Son muchas las razones para desconfiar del único testimonio que pone en marcha el derrotero de Fátima como institución y monumento, al decir de Foucault. Pero su emergencia, su disponibilidad heurística hace que siga en pie y que no se instale una sospecha completa sobre su significado. Finalmente, el “aparecer político” (si le creemos a Didi-Huberman) es “una aparición de diferencias” que se podría mensurar de otra manera si se hiciera por fuera de la iglesia y recabando el archivo todavía asequible. Una revisión de los contenidos de percepción a la luz de la categoría “montaje” y en plena era de la reproductibilidad técnica, no sería nada desdeñable por ejemplo. 

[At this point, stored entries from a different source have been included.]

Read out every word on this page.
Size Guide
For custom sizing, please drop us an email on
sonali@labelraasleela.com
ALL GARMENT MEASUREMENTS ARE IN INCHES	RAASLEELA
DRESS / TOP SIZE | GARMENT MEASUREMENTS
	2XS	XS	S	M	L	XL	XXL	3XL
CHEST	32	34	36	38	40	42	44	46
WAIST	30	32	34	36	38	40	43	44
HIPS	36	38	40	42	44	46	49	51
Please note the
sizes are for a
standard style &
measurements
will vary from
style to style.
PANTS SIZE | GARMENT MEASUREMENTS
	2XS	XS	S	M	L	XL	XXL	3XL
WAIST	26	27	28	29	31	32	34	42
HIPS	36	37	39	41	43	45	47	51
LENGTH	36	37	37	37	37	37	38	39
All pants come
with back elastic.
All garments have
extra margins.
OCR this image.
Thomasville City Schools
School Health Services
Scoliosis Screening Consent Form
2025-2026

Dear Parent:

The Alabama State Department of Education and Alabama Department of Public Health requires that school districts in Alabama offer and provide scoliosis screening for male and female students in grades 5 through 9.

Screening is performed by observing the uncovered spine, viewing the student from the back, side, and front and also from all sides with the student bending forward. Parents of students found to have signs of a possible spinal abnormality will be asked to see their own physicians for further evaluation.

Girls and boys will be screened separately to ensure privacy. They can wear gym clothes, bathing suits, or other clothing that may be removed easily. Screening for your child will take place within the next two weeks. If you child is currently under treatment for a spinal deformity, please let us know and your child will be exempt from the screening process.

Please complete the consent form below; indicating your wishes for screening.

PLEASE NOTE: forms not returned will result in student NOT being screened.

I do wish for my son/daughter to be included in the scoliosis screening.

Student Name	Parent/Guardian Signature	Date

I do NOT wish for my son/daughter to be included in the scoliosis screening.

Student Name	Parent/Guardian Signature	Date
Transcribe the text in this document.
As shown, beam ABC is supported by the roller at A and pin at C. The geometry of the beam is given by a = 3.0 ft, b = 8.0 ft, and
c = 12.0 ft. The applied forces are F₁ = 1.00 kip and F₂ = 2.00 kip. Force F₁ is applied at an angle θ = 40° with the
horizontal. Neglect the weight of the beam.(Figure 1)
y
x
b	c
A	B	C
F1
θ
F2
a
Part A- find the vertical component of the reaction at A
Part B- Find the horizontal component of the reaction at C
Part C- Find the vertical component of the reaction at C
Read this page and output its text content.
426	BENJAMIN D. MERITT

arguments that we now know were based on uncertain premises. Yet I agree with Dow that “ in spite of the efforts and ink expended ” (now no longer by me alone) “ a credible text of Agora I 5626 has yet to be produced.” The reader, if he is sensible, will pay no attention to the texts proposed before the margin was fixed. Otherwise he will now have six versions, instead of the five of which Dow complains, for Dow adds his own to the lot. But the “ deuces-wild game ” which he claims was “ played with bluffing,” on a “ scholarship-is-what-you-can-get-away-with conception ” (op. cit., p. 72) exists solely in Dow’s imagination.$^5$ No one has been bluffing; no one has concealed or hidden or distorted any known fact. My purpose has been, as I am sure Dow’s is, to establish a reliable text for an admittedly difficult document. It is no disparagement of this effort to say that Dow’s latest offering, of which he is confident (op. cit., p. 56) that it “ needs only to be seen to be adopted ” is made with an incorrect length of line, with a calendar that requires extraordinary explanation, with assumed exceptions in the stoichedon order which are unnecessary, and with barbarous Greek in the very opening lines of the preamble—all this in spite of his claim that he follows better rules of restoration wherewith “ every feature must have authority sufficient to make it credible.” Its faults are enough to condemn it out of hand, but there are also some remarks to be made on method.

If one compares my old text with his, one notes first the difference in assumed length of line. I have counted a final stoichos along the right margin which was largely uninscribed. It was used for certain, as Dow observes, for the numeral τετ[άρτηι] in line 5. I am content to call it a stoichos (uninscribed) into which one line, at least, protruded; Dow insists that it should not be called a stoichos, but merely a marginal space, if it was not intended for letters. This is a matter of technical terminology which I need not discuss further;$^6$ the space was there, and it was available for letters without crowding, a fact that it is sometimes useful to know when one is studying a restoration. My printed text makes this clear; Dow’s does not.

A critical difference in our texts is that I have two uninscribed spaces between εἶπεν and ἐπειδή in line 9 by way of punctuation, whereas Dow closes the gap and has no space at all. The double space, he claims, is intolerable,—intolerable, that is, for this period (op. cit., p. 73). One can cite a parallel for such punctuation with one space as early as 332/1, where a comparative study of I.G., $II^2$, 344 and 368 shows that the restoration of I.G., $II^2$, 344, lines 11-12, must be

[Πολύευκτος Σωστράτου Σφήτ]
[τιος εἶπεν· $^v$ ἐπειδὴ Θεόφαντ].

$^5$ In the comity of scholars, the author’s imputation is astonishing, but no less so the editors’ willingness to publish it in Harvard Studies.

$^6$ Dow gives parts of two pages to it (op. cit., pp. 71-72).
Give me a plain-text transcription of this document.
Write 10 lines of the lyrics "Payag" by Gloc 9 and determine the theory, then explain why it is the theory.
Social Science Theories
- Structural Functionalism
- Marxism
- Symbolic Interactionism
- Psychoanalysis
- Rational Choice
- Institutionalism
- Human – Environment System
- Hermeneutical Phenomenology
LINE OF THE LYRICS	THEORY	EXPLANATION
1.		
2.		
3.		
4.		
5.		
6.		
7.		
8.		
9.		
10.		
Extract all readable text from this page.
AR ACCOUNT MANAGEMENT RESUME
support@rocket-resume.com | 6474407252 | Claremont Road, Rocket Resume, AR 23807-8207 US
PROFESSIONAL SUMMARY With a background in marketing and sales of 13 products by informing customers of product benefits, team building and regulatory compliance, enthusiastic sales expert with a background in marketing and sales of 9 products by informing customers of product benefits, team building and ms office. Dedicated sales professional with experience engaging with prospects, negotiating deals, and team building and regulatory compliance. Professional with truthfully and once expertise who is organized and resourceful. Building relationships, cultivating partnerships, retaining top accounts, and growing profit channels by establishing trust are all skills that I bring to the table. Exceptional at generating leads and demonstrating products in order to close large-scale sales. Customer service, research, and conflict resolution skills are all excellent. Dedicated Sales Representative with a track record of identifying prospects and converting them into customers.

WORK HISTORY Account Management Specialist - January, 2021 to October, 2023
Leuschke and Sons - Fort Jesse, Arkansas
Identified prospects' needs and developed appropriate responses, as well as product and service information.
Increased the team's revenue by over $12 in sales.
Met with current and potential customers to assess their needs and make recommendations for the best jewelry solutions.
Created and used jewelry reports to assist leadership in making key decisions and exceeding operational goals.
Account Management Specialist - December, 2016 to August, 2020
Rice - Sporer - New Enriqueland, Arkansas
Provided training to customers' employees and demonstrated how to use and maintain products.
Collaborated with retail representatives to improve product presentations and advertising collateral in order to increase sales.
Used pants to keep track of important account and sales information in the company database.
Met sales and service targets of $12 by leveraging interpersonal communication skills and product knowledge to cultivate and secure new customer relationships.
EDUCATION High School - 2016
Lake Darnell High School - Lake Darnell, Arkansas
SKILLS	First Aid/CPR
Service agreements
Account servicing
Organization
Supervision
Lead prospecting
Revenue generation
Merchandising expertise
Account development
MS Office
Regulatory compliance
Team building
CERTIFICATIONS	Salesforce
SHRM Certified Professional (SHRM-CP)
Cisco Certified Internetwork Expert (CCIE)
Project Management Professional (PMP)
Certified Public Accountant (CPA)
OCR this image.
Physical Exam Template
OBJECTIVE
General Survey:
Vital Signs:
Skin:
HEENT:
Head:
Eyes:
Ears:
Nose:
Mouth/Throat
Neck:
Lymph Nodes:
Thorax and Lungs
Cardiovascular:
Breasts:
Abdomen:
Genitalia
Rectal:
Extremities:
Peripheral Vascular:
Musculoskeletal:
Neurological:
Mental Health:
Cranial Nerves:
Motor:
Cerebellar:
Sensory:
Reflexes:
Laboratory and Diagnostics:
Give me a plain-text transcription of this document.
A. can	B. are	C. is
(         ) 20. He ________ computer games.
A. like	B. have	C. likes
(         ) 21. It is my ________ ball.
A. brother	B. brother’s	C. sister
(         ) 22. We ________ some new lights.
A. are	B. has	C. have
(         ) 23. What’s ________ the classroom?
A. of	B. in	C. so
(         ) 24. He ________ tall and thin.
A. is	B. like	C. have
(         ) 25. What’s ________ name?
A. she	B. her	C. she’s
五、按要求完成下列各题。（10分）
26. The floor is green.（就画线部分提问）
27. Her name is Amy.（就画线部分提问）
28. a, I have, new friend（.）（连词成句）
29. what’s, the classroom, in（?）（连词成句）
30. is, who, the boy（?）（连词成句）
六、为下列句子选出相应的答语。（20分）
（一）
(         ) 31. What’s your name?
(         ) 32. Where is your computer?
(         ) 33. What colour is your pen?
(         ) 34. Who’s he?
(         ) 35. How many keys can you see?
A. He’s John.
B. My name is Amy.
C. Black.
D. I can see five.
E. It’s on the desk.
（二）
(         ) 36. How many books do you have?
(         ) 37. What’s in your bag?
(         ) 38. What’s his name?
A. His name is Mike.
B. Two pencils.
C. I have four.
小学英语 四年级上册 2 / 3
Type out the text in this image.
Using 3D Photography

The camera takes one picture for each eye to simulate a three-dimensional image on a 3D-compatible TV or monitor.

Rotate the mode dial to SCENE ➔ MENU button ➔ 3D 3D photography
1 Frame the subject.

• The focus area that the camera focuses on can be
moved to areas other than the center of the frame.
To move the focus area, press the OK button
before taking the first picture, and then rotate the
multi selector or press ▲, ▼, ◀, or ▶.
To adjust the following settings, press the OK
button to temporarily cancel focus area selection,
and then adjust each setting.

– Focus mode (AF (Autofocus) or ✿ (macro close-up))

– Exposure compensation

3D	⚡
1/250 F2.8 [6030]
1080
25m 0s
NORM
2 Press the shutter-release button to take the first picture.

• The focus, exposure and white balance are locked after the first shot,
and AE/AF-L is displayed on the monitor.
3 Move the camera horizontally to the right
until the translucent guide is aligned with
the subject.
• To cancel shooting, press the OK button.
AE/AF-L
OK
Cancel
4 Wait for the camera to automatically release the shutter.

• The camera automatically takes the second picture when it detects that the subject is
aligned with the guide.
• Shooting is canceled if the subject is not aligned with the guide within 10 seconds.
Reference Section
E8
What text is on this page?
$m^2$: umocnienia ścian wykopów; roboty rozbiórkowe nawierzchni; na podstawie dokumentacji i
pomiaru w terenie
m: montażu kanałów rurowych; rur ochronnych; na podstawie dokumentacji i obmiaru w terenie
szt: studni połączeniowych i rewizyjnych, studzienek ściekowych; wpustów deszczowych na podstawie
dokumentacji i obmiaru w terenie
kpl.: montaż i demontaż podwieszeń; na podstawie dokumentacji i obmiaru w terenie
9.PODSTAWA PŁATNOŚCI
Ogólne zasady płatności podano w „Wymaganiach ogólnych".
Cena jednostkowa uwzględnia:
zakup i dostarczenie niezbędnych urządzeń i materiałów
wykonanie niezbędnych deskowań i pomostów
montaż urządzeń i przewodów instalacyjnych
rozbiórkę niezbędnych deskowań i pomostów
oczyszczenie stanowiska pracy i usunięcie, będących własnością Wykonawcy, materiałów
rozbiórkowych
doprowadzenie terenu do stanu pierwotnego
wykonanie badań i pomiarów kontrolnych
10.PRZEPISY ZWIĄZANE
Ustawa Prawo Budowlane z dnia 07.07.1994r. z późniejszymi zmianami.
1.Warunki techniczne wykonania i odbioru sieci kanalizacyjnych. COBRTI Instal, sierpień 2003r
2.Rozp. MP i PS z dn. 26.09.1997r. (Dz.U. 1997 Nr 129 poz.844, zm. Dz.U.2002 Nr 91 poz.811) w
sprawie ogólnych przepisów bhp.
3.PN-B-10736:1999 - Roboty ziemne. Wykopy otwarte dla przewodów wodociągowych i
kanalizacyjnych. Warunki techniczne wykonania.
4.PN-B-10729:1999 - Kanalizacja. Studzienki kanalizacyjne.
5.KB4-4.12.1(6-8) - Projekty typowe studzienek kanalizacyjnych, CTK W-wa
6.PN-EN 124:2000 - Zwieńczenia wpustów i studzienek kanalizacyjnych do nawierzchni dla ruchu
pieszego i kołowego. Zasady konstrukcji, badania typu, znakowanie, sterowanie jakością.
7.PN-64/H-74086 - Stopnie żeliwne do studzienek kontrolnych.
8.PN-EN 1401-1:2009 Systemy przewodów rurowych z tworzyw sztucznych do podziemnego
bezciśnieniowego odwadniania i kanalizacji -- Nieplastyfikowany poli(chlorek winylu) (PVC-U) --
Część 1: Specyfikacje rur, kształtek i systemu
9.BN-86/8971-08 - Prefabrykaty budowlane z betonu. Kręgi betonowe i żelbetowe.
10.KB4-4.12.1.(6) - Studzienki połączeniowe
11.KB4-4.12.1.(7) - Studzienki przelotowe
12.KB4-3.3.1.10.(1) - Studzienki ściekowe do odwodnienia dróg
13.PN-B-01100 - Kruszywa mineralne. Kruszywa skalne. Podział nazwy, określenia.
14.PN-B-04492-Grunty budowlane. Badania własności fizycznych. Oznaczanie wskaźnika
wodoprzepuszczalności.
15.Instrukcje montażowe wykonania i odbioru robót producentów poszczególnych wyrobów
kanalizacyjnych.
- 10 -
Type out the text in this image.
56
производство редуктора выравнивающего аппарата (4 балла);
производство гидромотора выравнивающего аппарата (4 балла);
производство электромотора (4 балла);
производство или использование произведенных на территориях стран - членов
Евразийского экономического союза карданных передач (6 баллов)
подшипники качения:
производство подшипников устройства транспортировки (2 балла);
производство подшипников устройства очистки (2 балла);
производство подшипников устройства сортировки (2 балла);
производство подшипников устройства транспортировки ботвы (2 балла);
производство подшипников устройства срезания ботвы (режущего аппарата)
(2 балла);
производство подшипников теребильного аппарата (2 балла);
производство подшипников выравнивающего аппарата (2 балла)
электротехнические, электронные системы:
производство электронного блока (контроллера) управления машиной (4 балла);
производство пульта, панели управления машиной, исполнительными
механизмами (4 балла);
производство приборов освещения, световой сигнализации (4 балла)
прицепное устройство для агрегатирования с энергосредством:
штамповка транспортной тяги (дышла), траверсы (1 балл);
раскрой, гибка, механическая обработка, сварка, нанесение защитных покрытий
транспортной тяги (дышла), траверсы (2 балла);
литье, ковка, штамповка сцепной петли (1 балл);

La novela se escalona en seis capítulos que coinciden con los seis encuentros de 1917 manteniendo el recorrido cronológico con fidelidad, esto es, desde el mes de mayo al mes de octubre en el que se manifiesta el milagro que le dio popularidad, el del sol girando sobre su eje. Asume a Lúcia como personaje principal, como no podría ser de otra manera,  ya que es la única que ve, escucha y dialoga con la virgen (Jacinta puede oírla y Francisco sólo verla) pero en lugar de encarar la relación rostro a rostro, la elección escritural de Peixoto se vuelve sobre el horizonte familiar que rodea al personaje y ancla en el vínculo  con la madre -auténtica antagonista de los episodios- que no le cree una palabra y que la acusa de mentirosa. Este corrimiento de la acción externa hacia un interior fecundo,  potencia el carácter reflexivo y poético de la trama y redimensiona los motivos que la inspiran. Precisamente el eje de la relación entre rostro y máscara (para usar los términos de Badiou, antes citado) se escande del plano institucional para anidar en el de la esfera íntima como un ajuste de cuentas entre fidelidad e infamia que alcanza su paroxismo en el mes de octubre cuando María Rosa teme por la vida de los suyos (“Si el milagro anunciado no se produce, van a matarnos”, 155). Queda claro que Peixoto escoge el “más acá” como lugar de su ficción y se distancia de la mistificación popular que hizo crecer al relato como devocionario exclusivo del catolicismo conservador. Al hacerlo, repone a Fátima en un lugar más universal y le devuelve la fe al enigma que encierra.

Podemos afirmar entonces que, en sentido estricto, el acto de las apariciones no está narrativizado, con lo cual el soporte de la creencia se mantiene en suspenso sin ninguna calificación. A fin de no falsear perspectivas, arriesgando un punto de vista intelectual o tomando una posición esclarecida, el joven escritor va más allá de la representación icónica y la reemplaza por versículos bíblicos que disemina a lo largo de la narrativa. No son extractos fidedignos de las Escrituras sino valoraciones parciales de lo que –entiende- es el mensaje transmitido. Consigue así evitar estereotipos y contribuir  al remozamiento de una tradición vernácula desde un ángulo literario.